Another popular font is Dyslexie. It contains similar design methods as OpenDyslexic, such as weighted accents. However, it also has longer sticks for letters like “p” and “h” to help distinguish them further from other lowercase letters especially.
One of the most contentious debates in the typography scene is Comic Sans. Met with disdain as a juvenile font, some argue it is helpful for people with dyslexia. However, there is a lack of scientific research on this specific claim, as most suggestions for its efficacy are anecdotal.
Regardless, this debate sparks interesting conversations surrounding typefaces and how aesthetics may not be the end-all-be-all for designers. Sometimes, practicality and usability are prime when creating a font accessible to readers.

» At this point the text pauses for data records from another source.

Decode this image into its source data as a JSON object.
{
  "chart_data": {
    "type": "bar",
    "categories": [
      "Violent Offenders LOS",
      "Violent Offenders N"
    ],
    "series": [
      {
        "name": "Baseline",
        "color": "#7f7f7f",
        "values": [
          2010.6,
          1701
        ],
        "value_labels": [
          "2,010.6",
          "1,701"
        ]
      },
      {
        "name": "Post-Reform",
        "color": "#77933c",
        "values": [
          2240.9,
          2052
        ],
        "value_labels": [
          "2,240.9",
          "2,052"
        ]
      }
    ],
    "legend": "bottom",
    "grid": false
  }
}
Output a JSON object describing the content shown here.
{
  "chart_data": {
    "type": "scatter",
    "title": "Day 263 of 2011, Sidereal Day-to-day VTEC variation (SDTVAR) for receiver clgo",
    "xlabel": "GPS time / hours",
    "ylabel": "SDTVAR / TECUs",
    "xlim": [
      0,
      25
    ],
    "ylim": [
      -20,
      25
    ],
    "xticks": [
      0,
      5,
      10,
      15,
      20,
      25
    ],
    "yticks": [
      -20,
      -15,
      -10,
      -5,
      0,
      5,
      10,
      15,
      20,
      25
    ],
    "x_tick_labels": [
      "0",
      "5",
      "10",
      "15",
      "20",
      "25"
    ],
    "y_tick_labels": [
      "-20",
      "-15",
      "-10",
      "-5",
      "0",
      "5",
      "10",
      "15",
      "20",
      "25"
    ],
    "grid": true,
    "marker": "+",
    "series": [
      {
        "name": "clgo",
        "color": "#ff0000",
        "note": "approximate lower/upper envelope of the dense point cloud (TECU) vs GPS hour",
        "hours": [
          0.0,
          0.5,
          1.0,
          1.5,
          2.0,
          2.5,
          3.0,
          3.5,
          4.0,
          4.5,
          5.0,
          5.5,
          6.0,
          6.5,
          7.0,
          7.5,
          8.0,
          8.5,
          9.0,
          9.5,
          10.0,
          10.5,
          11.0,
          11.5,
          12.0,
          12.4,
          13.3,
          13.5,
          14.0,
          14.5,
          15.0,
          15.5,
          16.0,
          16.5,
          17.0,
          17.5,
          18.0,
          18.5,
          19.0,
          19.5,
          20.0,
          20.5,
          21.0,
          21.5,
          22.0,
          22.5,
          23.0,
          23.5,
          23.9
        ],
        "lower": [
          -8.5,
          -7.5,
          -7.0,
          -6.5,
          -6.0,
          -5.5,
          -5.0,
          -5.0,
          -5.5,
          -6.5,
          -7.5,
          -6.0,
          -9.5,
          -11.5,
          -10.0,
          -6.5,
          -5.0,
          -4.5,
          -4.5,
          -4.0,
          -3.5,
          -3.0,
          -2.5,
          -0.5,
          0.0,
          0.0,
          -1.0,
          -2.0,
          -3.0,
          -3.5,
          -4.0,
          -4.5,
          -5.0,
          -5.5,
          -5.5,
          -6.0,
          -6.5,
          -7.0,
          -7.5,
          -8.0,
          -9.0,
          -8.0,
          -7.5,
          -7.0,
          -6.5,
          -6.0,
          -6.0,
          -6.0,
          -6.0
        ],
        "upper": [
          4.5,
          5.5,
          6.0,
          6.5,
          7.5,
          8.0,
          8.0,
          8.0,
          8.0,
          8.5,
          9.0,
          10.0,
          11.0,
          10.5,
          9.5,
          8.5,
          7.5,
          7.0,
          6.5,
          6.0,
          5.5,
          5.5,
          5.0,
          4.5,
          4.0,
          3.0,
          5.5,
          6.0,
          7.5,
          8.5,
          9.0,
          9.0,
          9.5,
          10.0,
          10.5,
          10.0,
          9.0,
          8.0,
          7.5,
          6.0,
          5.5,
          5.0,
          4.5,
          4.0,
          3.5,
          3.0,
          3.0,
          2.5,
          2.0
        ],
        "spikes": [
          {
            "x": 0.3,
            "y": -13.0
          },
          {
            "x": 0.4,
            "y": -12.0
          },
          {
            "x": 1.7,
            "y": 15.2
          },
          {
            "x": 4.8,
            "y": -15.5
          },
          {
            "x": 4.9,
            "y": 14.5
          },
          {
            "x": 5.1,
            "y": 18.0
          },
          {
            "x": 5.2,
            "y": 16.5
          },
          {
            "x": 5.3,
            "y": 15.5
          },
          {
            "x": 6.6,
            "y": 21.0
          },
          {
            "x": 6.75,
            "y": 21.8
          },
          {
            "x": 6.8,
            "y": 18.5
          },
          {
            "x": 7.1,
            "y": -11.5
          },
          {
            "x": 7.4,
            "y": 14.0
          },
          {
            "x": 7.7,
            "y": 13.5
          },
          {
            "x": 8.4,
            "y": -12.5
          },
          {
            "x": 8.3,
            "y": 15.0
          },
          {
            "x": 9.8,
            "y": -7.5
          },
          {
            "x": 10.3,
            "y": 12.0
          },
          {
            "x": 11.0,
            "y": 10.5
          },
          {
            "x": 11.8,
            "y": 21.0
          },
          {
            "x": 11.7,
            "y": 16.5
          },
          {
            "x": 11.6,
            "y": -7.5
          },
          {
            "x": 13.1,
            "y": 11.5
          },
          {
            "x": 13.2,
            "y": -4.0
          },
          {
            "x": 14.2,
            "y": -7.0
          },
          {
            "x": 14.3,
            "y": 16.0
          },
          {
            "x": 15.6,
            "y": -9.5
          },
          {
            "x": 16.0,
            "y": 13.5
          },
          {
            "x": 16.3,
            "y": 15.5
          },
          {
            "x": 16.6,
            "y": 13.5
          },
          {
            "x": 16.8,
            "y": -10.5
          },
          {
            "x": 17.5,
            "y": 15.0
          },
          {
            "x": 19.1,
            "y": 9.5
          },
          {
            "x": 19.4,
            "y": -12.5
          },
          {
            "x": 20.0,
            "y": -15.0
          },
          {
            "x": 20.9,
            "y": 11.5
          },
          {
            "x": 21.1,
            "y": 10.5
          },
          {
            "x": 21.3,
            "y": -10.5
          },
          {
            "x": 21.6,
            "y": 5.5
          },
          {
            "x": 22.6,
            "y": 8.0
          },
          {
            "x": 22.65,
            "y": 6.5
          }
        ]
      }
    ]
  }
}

Do Dyslexia Fonts Actually Help?
With the available information, many designers and researchers want to unravel more details about the world of dyslexia-friendly fonts. But, it is a relatively new interest, so with what humans have uncovered to this point, will this effort provide long-lasting results?
The sources are inconclusive. Some advocate the research isn’t there, and more will need to determine if it’s worth it outside of anecdotal evidence. Some choose to clarify the distinction that dyslexia is a problem with language, not vision, so creating fonts for distinct visual differences may or may not provide benefits for readers with dyslexia. It could be entirely personal.
OpenDyslexic and Dyslexie have had studies performed against other fonts, like Arial and Times New Roman, to see if it helps. For OpenDyslexic, the single study showed the group preferred reading in different fonts, as they found the experience more accessible. Dyslexie found similar results, showing no more significant benefit for reading in Dyslexie compared to other commonly known easy-to-read fonts.
In another study analyzing 12 different typefaces, Courier was the most helpful in decreasing fixation time, whereas italic alternatives made reading more complicated. Dyslexia-friendly fonts were also among this study, but the preferences were sans serif, monospaced and roman fonts. Serif fonts, while visually appealing, do not generate results in these studies.
Many institutions instruct that typeface is only one part of the puzzle when trying to help readability. There are other accommodations to consider, such as text-to-speech software and video to help students with comprehension. The question is whether or not priorities should be placed on creating dyslexia-friendly fonts over extending accessibility for these other accommodations — this is still up in the air.
An Experiment With Dyslexia-Friendly Fonts
Designers are experimenting with creating different shapes for letters and weighing other parts of the world to develop more individualized looks. For people with dyslexia, this may prove helpful in their reading experiences. Unfortunately, there isn’t enough proof to say one way or the other.
However, if what exists on the market currently assists anyone, then the niche is still worth exploring for more concrete answers. Typography is all about experimentation, and creating more dyslexia-friendly fonts could help make typefaces more accessible.